Pemerintah tetap mengajukan Presidential Threshold 20-25 persen sebagai syarat pengajuan capres dan cawapres. Lebih lanjut, pemerintah kata Tjahjo juga menolak usulan pembebanan uang saksi dalam Anggaran Pendapatan dan Belanja Negara (APBN)

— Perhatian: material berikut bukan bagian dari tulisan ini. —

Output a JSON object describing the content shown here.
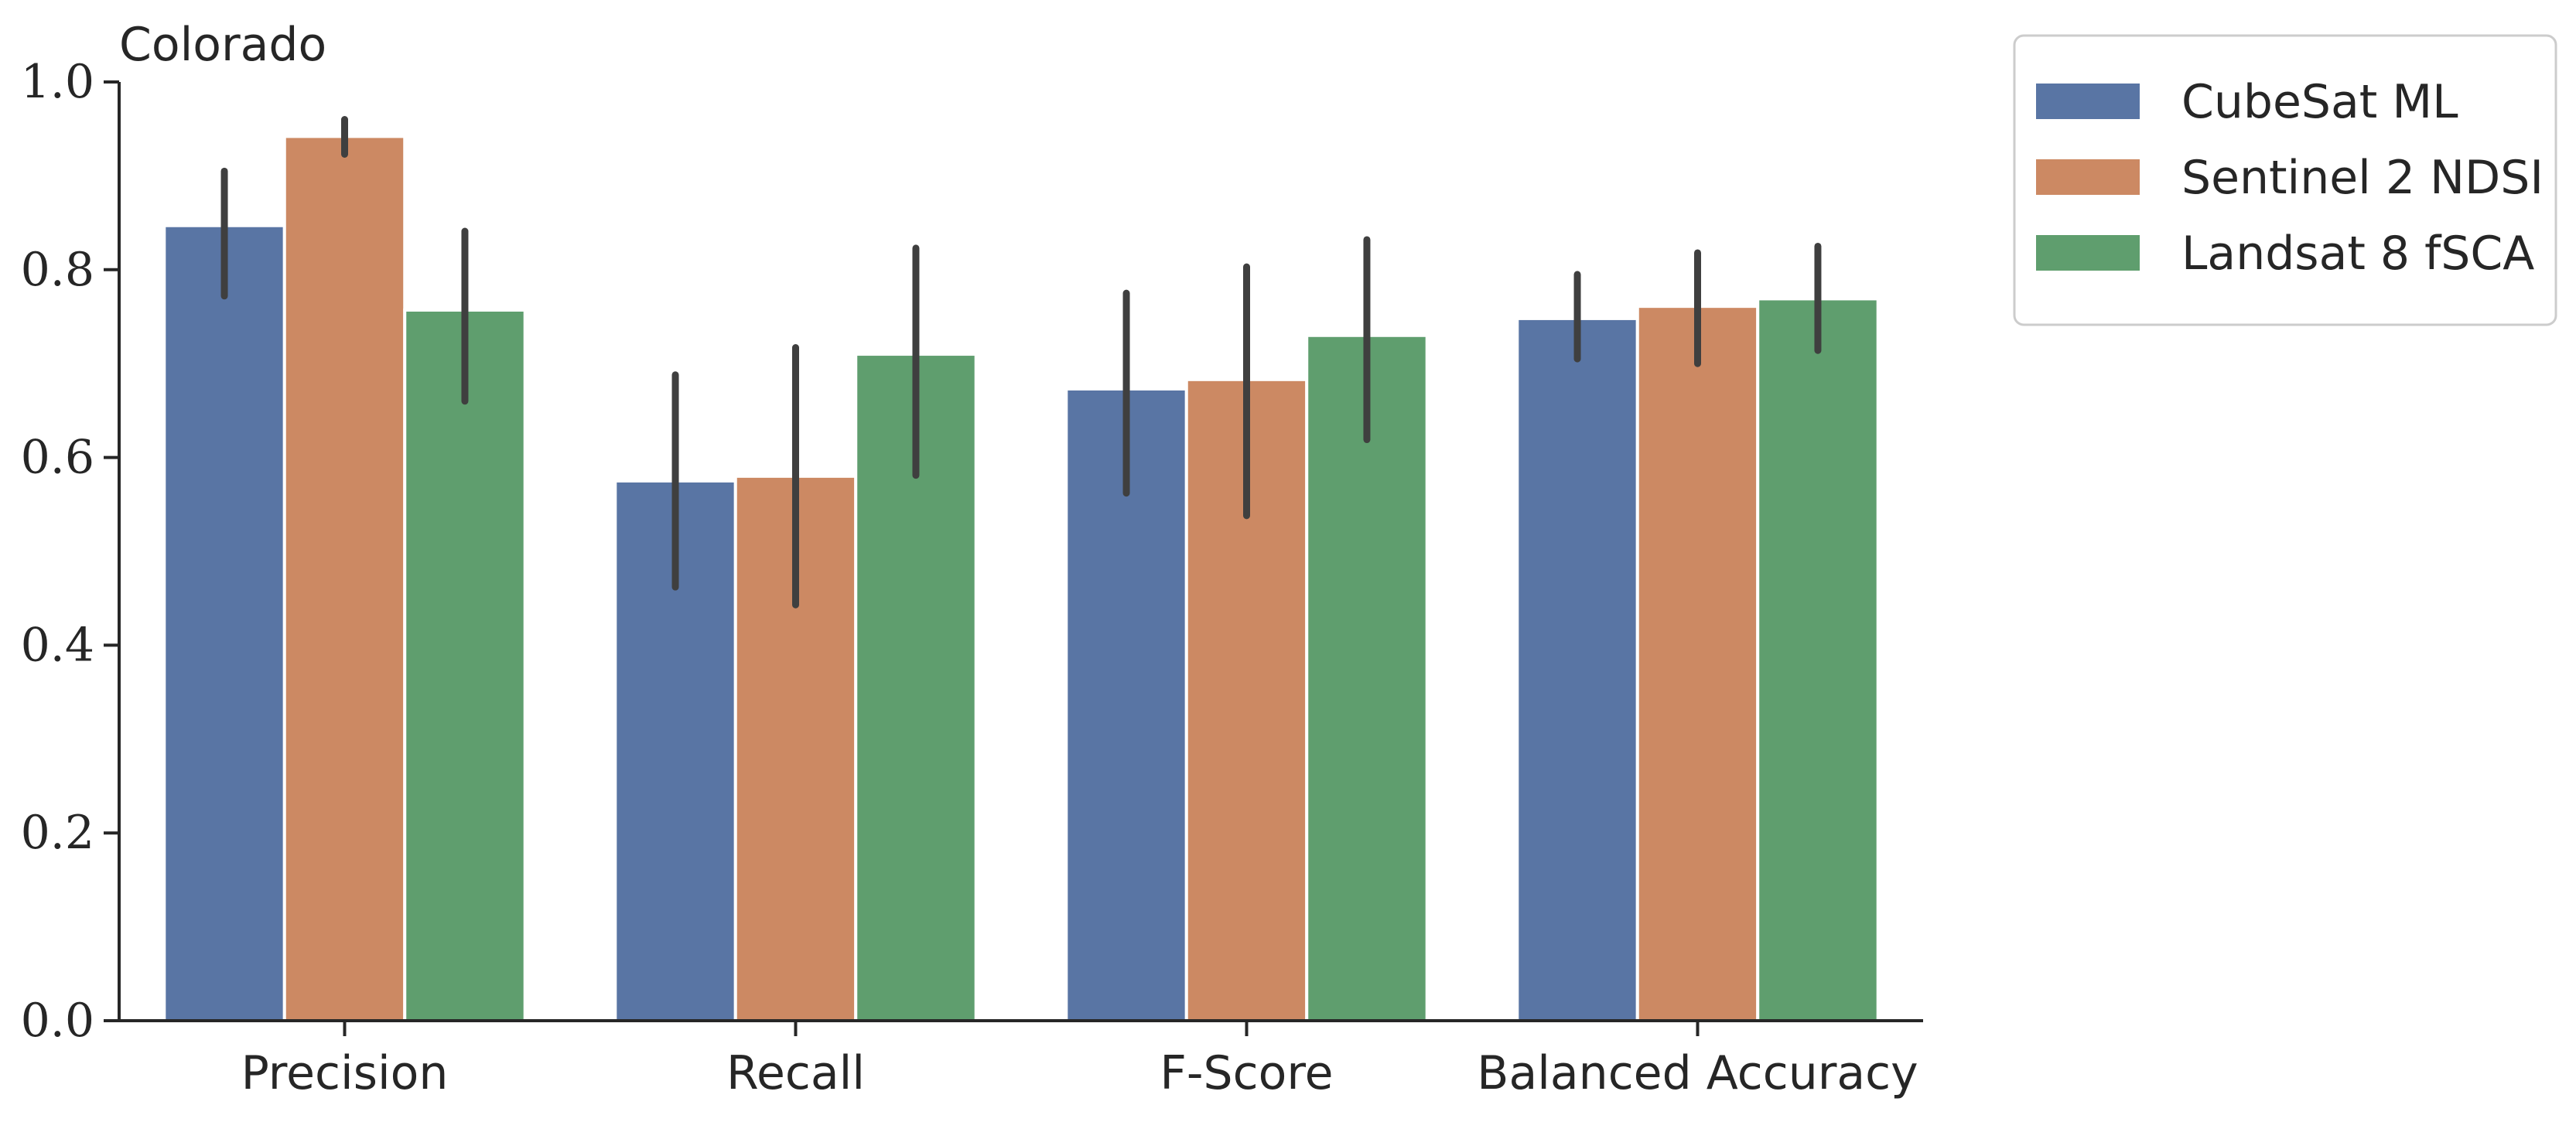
{
  "chart_data": {
    "type": "bar",
    "title": "Colorado",
    "xlabel": "",
    "ylabel": "",
    "ylim": [
      0.0,
      1.0
    ],
    "yticks": [
      "0.0",
      "0.2",
      "0.4",
      "0.6",
      "0.8",
      "1.0"
    ],
    "categories": [
      "Precision",
      "Recall",
      "F-Score",
      "Balanced Accuracy"
    ],
    "series": [
      {
        "name": "CubeSat ML",
        "color": "#5975a4",
        "values": [
          0.847,
          0.575,
          0.673,
          0.748
        ],
        "error_low": [
          0.772,
          0.462,
          0.562,
          0.705
        ],
        "error_high": [
          0.905,
          0.688,
          0.775,
          0.795
        ]
      },
      {
        "name": "Sentinel 2 NDSI",
        "color": "#cc8963",
        "values": [
          0.942,
          0.58,
          0.683,
          0.761
        ],
        "error_low": [
          0.923,
          0.443,
          0.538,
          0.7
        ],
        "error_high": [
          0.96,
          0.717,
          0.803,
          0.818
        ]
      },
      {
        "name": "Landsat 8 fSCA",
        "color": "#5f9e6e",
        "values": [
          0.757,
          0.71,
          0.73,
          0.769
        ],
        "error_low": [
          0.66,
          0.581,
          0.619,
          0.714
        ],
        "error_high": [
          0.841,
          0.823,
          0.832,
          0.825
        ]
      }
    ],
    "error_bar_color": "#3f3f3f",
    "grid": false,
    "legend_position": "outside-top-right"
  }
}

“Ada juga permintaan uang saksi dianggarkan lewat APBN. Saya hitung satu putaran bisa Rp 10 teriliun hingga Rp 15 triliun. Kalau 2 kali per TPS (Tempat Pemungutan Suara), per saksi Rp 300.000, itu kan tidak mungkin. Nanti solusi yang terbaik bagaimana lah nanti,” paparnya.(arh)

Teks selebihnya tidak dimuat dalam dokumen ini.